Meaningful communication often unfolds without a single word. Otherworldly experiences at times take place within the most earthly settings. And loud, invasive noises can wash over your ears, envelop your brain and soothe your entire being. Cascading from simplistic, repetitive echoes to complicated, layered masks of fuzzy sound squalls, the mysterious instrumental beauty of Paik accomplishes all of this and more — 30 to 45 minutes at a time.
“What we do is pretty simple,” admits bassist Ali Clegg, when describing the band’s live sets and the songs captured on Corridors, Paik’s second album which comes out April 30.
“Nobody comes into (practice) with, ‘I wrote this song. This is how it goes.’ We just all play what we feel and it comes together that way. That’s the only way we know how to do it,” adds drummer Ryan Pritts.
Guitarist Rob Smith describes Paik’s style of playing as “a collective mood thing.”
The three met around four years ago while playing in different bands in Toledo, Ohio. Fed up with bands that never seemed to follow through with ideas, Clegg, Pritts and Smith decided to get together for a practice. Within a month, they had seven or eight songs and began playing out and recording. Two years ago, they relocated to Detroit’s Cass Corridor.
After dealing with a noise-unfriendly sheriff for a neighbor and $275-a-month rental practice spaces in Toledo, they now own, live and practice in a multilevel building on Cass that has so many doors, stairways and rooms, you could get lost. Like their music, it’s relaxing and intense, with comfortable couches in the middle of a large room with vibrantly colored film posters and elegant lamps placed on perfectly peeling, seafoam painted walls.
“I do think where we live now is important. I can’t imagine living anywhere else in the city except right here,” Pritts says looking around the room.
The way the three members describe Paik’s music and environment draws resemblance to the flexible group dynamic displayed within the music as well: They finish each other’s sentences, build upon ideas, agree wholeheartedly, disagree profusely and sum up thoughts in a fantastic flurry of everyone talking at once.
“Some of our songs are like conversations, some are like arguments, some of them are singy almost,” Clegg says. “They’re always some type of trying to communicate something to somebody. Different people pick up different things. We appeal to a broad spectrum of people.
“On (Corridors) we have a song (“Stellazine”) that’s really loud and bold, and pretty much angry throughout the whole thing. We wrote that after a period of arguing. That was cathartic and it was over. We made this song and it was gone.”
The music is also very visual, whether you’re at a show, immersed in the lights, fog and film accompanying the band, or at home, listening to the CD with closed eyes.
The three musicians credit film for much inspiration; Smith especially takes space movies into consideration when writing and playing.
“The beginning of Blade Runner,” he says, “is one of the most powerful scenes and always good for just the first shot of the film. It’s inspirational for huge sound.”
“And possibly the last 10 minutes of 2001: A Space Odyssey,” adds Clegg.

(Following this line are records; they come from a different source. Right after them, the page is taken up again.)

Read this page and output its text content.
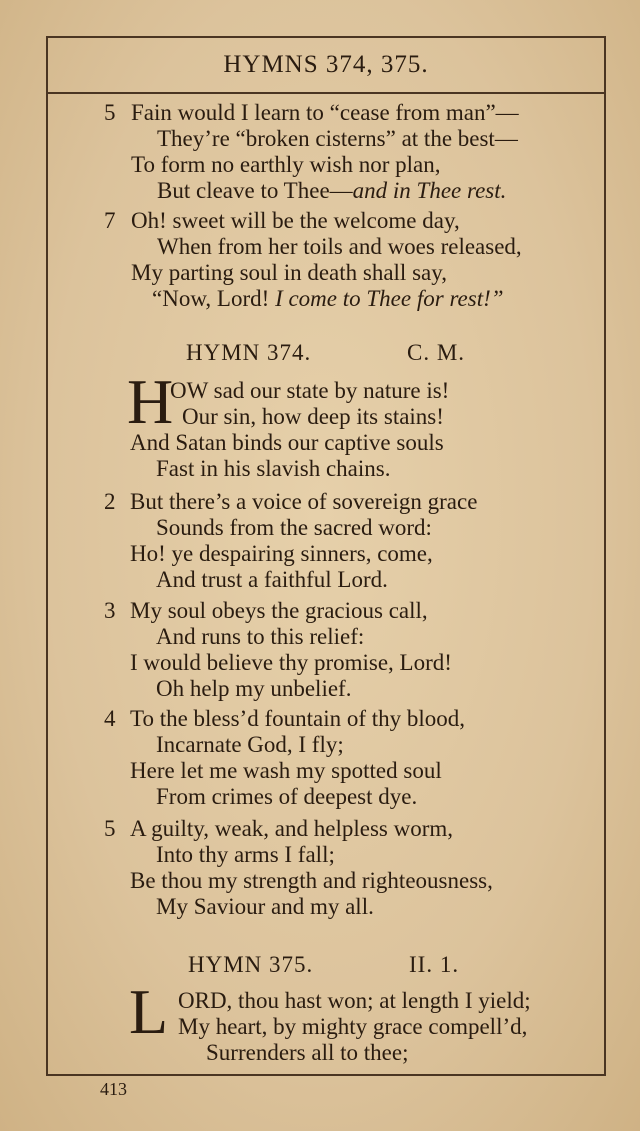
HYMNS 374, 375.
5 Fain would I learn to “cease from man”—
They’re “broken cisterns” at the best—
To form no earthly wish nor plan,
But cleave to Thee—and in Thee rest.
7 Oh! sweet will be the welcome day,
When from her toils and woes released,
My parting soul in death shall say,
“Now, Lord! I come to Thee for rest!”
HYMN 374.	C. M.
H
OW sad our state by nature is!
Our sin, how deep its stains!
And Satan binds our captive souls
Fast in his slavish chains.
2 But there’s a voice of sovereign grace
Sounds from the sacred word:
Ho! ye despairing sinners, come,
And trust a faithful Lord.
3 My soul obeys the gracious call,
And runs to this relief:
I would believe thy promise, Lord!
Oh help my unbelief.
4 To the bless’d fountain of thy blood,
Incarnate God, I fly;
Here let me wash my spotted soul
From crimes of deepest dye.
5 A guilty, weak, and helpless worm,
Into thy arms I fall;
Be thou my strength and righteousness,
My Saviour and my all.
HYMN 375.	II. 1.
L ORD, thou hast won; at length I yield;
My heart, by mighty grace compell’d,
Surrenders all to thee;
413
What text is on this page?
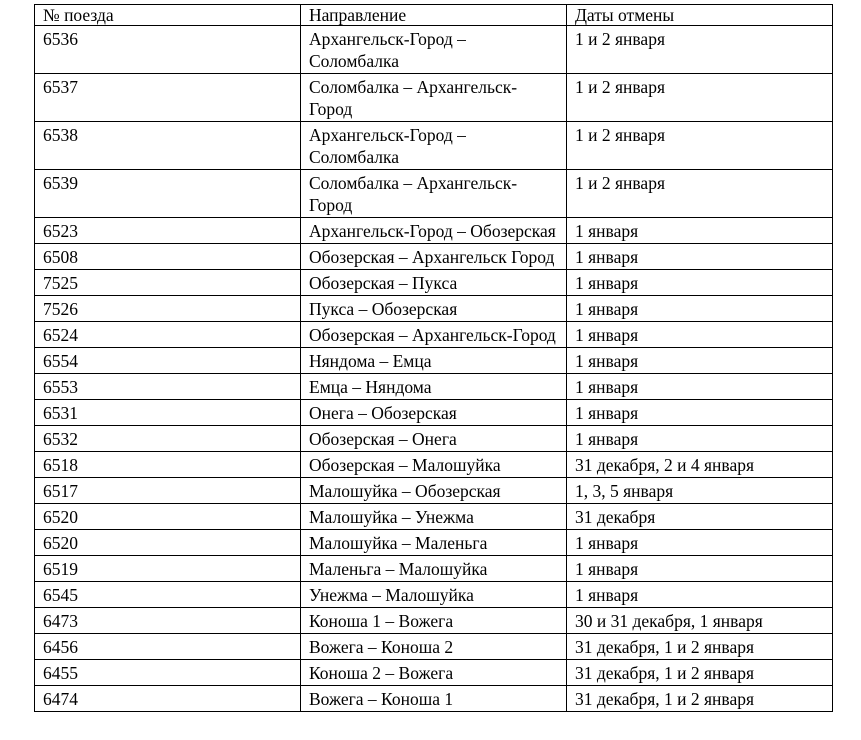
№ поезда	Направление	Даты отмены
6536	Архангельск-Город – Соломбалка	1 и 2 января
6537	Соломбалка – Архангельск-Город	1 и 2 января
6538	Архангельск-Город – Соломбалка	1 и 2 января
6539	Соломбалка – Архангельск-Город	1 и 2 января
6523	Архангельск-Город – Обозерская	1 января
6508	Обозерская – Архангельск Город	1 января
7525	Обозерская – Пукса	1 января
7526	Пукса – Обозерская	1 января
6524	Обозерская – Архангельск-Город	1 января
6554	Няндома – Емца	1 января
6553	Емца – Няндома	1 января
6531	Онега – Обозерская	1 января
6532	Обозерская – Онега	1 января
6518	Обозерская – Малошуйка	31 декабря, 2 и 4 января
6517	Малошуйка – Обозерская	1, 3, 5 января
6520	Малошуйка – Унежма	31 декабря
6520	Малошуйка – Маленьга	1 января
6519	Маленьга – Малошуйка	1 января
6545	Унежма – Малошуйка	1 января
6473	Коноша 1 – Вожега	30 и 31 декабря, 1 января
6456	Вожега – Коноша 2	31 декабря, 1 и 2 января
6455	Коноша 2 – Вожега	31 декабря, 1 и 2 января
6474	Вожега – Коноша 1	31 декабря, 1 и 2 января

“Those movies, when you saw them for the first time, just made you feel,” Pritts says. “You knew you were seeing something right then and there. It was bigger than you really knew about at the time.”
That epic wash of sound sometimes leads to anticlimactic power wipeouts, however.
“We had a summer of blown power,” Pritts recalls. “There were three or four shows almost in a row where we’d be hitting our loudest part and all the energy from our amps and all the lights would be drawing all the power and just blow the whole place out.”
Since then, they’ve invested in “lots of extension cords” and will ask if they can plug into a separate circuit. But they haven’t sacrificed the volume.
“We’ve gone through an awful lot of pedals and amps, but I feel it is important to have a loud show,” Smith explains. “When you make music or play it out or record it for other people, I like to take as much advantage of influencing the listener as possible and I think when you play at bars and you play extremely loud, it polarizes your audience. Either you’re going to stay or leave. They can’t talk over you or socialize. They’re either there to see you or not.”
Sometimes they’re there to be taken somewhere else.
“It’s an experience, because, No. 1, it’s really loud, odd-sounding, analog,” Clegg says. “There are no keyboards or added effects in any of our recordings or anything we do live. With the lights, it’s almost an otherworldly kind of thing … get drunk, sit here and just get transported somewhere else, wherever your mind wants you to be.”